Strikes and protests have erupted in South Korea over the last week against a continuing wave of corporate restructuring and retrenchments. The industrial unrest is the most extensive since former opposition leader Kim Dae Jung was installed as president in February.
In the capital, Seoul, last Saturday, thousands of workers, including strikers from the Kia Motors plant in the southwestern suburbs, clashed with riot police during a rally to oppose planned job cuts. More than 13,000 Kia workers have been on strike since a court placed the corporation in receivership on April 15. The unions are demanding that the government allow the company to restructure its debts, as an alternative to its takeover. Hyundai, Daewoo and Samsung are all bidding to buy up the auto giant.
Many employees from state-owned firms, also facing job losses, took part in the protest. A presidential budget committee recently ordered 155 state-run and state-invested companies and organisations to present privatisation blueprints by May 4. Dozens of immigrant workers, who have been among the hardest hit by rising unemployment, joined the demonstration. An estimated 47,700 workers from countries such as China, India and Nepal have already been forced to leave the country.
On the same day, 7,000 workers demonstrated in the southern industrial city of Ulsan, home of the giant Hyundai conglomerate. Hyundai workers have threatened to take strike action against company plans to dismiss up to 10,000 from its work force of 45,000.
Hyundai's Ulsan plant is operating at 45 percent capacity. The unions agreed to management decisions to axe the night shift and enforce holidays for thousands of workers, but opposed the company's plans to force older workers to take early retirement. Instead union leaders have called for a 30 percent cut in working hours, with a corresponding pay cut.
The two major union groupings--the officially-recognised Federation of Korean Trade Unions (FKTU) and the Korean Confederation of Trade Unions (KCTU)--paved the way for the mass retrenchments by signing a pact in February with the government and big business to substantially alter labour legislation. The new laws effectively end the system of lifelong employment, which has provided job security for many full-time workers in the past.
Newly-elected KCTU leaders now claim to oppose the deal and have called for national strikes next month over the government's restructuring of state-run companies. The union body does not oppose the job losses as such, but has attacked the government's action for being "unilateral," and called for a new plan to be approved by workers.
Massive job cuts were a crucial feature of the International Monetary Fund's US$57 billion bailout of the economy, now being enforced by the newly installed government. President Kim Dae Jung, who campaigned on his reputation as a "democrat," has outlawed the recent strikes and protests.

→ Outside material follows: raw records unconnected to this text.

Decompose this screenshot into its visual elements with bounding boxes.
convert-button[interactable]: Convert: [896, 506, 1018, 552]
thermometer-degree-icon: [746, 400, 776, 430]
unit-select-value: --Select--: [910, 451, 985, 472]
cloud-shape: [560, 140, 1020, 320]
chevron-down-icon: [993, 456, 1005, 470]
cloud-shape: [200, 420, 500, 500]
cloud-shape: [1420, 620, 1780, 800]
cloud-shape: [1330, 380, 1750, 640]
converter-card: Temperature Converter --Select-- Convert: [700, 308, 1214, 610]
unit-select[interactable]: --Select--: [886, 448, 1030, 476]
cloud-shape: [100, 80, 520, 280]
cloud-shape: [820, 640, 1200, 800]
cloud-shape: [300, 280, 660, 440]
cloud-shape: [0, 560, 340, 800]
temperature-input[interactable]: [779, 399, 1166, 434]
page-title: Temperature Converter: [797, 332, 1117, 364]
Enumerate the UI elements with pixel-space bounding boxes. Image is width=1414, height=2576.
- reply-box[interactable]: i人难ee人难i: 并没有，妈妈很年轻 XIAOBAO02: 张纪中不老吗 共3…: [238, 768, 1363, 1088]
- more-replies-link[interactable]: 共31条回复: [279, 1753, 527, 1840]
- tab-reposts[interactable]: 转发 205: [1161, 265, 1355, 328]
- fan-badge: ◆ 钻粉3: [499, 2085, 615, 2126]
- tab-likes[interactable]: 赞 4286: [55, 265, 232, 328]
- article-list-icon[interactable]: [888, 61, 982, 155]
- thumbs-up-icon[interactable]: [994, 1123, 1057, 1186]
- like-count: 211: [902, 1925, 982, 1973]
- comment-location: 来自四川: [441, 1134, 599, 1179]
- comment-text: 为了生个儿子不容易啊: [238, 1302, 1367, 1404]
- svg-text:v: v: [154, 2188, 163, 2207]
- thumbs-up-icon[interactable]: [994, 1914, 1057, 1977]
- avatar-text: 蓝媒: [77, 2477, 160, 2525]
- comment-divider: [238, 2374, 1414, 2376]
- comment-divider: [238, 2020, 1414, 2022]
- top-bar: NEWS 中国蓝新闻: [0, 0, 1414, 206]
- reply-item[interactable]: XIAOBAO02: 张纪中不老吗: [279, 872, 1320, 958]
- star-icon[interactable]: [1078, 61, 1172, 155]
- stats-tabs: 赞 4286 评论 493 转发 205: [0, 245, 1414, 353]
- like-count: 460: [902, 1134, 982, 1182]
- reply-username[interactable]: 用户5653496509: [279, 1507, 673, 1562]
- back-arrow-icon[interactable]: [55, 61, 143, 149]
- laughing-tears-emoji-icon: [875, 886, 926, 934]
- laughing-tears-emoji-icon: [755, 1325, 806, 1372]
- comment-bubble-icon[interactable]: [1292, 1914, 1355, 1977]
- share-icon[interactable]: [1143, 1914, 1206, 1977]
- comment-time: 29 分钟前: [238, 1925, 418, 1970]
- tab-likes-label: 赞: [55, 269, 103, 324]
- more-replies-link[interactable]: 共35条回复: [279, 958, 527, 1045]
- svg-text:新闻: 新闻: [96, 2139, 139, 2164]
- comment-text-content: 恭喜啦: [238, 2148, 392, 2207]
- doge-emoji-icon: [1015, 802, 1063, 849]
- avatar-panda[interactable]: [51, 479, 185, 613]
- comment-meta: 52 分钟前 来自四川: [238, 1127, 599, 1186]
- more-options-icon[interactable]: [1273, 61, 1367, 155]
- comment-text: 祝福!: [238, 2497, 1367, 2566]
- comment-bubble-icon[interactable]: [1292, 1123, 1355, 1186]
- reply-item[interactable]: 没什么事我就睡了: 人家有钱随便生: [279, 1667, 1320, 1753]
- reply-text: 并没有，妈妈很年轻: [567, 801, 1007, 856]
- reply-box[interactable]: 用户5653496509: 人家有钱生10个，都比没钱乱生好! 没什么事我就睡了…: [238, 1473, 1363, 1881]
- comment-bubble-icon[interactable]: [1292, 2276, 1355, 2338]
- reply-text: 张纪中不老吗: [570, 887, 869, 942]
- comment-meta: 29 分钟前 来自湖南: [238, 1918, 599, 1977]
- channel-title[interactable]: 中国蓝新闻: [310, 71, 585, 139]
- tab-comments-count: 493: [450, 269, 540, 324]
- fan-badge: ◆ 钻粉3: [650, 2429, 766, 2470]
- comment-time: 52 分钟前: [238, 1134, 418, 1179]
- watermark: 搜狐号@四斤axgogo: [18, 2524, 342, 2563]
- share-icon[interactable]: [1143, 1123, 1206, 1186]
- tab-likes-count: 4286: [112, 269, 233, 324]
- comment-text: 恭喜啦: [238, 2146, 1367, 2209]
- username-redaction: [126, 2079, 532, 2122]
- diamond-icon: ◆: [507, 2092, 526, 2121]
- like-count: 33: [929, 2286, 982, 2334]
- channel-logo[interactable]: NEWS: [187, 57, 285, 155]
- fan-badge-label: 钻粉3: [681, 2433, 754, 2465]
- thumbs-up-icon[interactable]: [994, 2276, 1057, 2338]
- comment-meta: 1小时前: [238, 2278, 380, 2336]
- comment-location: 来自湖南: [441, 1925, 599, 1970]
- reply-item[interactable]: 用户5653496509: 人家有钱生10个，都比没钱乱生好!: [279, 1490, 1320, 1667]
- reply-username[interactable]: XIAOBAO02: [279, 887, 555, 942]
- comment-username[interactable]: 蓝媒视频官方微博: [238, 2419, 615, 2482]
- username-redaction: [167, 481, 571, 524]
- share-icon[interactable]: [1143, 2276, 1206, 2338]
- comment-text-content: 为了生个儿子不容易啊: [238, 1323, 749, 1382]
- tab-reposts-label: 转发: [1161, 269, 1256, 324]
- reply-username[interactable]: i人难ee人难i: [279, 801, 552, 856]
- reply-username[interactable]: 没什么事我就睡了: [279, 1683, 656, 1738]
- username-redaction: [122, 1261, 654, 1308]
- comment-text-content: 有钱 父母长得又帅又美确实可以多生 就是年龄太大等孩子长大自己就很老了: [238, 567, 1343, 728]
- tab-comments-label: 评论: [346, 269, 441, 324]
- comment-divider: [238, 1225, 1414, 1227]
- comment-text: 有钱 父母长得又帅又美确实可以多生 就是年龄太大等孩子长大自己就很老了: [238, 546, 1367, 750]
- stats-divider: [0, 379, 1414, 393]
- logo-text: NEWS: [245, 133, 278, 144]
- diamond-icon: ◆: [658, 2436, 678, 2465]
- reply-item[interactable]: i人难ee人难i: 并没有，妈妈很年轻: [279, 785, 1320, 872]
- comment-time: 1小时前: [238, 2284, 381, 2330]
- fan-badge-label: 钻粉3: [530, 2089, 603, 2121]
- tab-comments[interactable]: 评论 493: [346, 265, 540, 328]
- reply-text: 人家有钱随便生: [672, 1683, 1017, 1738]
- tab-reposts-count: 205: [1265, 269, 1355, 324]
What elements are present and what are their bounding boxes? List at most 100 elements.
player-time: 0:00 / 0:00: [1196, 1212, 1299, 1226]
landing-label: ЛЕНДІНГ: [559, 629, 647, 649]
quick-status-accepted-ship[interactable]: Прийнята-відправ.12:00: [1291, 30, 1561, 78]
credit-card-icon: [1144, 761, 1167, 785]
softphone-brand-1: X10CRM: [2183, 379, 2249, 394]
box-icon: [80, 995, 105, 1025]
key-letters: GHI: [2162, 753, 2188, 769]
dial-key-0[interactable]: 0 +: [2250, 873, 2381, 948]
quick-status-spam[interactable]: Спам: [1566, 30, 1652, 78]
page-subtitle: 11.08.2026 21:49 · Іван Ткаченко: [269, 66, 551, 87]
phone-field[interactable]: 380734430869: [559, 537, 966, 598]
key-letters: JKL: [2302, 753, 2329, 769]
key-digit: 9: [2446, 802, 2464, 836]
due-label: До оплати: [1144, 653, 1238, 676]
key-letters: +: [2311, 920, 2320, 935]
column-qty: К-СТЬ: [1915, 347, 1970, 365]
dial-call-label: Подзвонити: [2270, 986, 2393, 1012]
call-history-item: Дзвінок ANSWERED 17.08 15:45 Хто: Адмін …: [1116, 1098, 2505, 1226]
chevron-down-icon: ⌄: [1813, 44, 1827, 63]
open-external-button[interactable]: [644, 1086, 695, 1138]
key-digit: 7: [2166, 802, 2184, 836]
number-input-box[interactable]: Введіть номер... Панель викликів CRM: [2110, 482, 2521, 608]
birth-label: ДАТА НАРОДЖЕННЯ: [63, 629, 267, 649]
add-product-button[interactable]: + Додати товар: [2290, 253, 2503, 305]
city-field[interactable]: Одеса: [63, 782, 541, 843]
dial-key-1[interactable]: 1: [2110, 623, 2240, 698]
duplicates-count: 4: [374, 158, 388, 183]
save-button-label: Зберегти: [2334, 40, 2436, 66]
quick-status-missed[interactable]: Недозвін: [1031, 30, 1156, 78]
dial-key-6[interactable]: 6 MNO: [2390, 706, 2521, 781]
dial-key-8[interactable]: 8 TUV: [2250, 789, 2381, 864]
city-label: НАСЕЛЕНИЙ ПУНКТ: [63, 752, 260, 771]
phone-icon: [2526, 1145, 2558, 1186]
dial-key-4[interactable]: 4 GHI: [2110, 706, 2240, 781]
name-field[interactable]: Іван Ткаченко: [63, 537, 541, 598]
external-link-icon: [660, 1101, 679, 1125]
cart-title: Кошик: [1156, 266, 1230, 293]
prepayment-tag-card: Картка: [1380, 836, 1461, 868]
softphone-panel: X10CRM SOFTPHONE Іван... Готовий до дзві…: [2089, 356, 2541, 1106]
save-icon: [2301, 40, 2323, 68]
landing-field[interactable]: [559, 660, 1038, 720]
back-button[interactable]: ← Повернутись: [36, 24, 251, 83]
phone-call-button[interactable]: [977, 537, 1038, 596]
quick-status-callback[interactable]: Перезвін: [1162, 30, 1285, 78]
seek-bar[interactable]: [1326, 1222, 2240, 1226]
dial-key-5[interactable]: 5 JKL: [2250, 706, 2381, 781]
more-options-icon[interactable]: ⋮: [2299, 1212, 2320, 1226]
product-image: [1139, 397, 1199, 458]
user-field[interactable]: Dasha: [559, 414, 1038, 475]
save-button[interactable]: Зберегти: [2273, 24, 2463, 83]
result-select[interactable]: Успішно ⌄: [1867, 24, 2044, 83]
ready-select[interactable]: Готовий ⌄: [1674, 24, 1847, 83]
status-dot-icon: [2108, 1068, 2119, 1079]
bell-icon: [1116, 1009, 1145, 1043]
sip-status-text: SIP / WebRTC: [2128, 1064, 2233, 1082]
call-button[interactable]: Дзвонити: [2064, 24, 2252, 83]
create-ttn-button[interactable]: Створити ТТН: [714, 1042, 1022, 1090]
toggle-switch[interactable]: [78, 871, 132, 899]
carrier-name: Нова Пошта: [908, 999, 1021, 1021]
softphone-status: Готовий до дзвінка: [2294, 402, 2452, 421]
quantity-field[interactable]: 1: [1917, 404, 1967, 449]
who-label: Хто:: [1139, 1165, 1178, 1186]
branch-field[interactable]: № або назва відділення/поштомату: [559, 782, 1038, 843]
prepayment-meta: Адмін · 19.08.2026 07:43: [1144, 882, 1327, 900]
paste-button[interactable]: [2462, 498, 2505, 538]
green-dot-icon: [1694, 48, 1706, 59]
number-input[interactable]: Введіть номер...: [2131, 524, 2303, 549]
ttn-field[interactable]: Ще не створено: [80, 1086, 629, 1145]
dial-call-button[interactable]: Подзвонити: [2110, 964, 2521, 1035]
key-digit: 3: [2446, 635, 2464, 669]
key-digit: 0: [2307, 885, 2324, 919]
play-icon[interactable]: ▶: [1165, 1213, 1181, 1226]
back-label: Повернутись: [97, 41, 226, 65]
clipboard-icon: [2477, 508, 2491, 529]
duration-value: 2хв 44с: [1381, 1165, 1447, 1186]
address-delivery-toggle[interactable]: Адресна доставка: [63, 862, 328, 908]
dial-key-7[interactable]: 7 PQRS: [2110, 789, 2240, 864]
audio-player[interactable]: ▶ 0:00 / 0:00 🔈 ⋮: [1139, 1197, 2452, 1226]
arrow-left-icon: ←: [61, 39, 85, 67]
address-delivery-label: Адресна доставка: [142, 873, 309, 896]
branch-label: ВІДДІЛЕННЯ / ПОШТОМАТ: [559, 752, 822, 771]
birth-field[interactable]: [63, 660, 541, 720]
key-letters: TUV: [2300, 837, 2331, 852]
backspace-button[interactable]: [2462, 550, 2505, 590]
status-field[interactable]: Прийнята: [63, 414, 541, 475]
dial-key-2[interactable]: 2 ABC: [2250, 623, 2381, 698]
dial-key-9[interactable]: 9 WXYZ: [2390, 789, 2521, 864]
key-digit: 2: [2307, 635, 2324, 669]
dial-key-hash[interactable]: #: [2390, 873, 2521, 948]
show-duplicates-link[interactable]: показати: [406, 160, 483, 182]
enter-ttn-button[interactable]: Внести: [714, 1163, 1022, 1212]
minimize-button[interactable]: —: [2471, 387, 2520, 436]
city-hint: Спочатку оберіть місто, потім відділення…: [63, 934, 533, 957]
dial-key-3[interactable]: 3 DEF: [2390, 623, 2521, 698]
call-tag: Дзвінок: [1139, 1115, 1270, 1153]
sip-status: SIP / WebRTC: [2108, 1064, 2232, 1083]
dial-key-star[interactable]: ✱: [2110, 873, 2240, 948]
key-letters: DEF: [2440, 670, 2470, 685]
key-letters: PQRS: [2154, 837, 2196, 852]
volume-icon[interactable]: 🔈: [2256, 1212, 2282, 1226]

According to the government's own figures, unemployment has been rising at an estimated rate of 10,000 a day--most of the losses being in white collar jobs in financial institutions and management. The official jobless rate is expected to more than treble to 8.5 percent this year, up from 2.5 percent last year.
Among industrial workers job losses are set to soar as conglomerates like Hyundai put restructuring plans into effect. Domestic vehicle sales are expected to drop by as much as 57 percent this year. Auto companies will also be hit by increased competition as the US and other powers press for access to South Korean vehicle markets.
Official unemployment figures ignore day labourers who have been severely affected by job losses, according to the Korea Council of Construction Daily Worker Unions. A small sample survey of members conducted by the union revealed that 80 percent of casual construction workers were out of a job. The average number of work days was 6.1 days last month, and 47 percent earned nothing at all. An estimated 1.8 million workers in the construction industry are excluded from the existing limited social security system.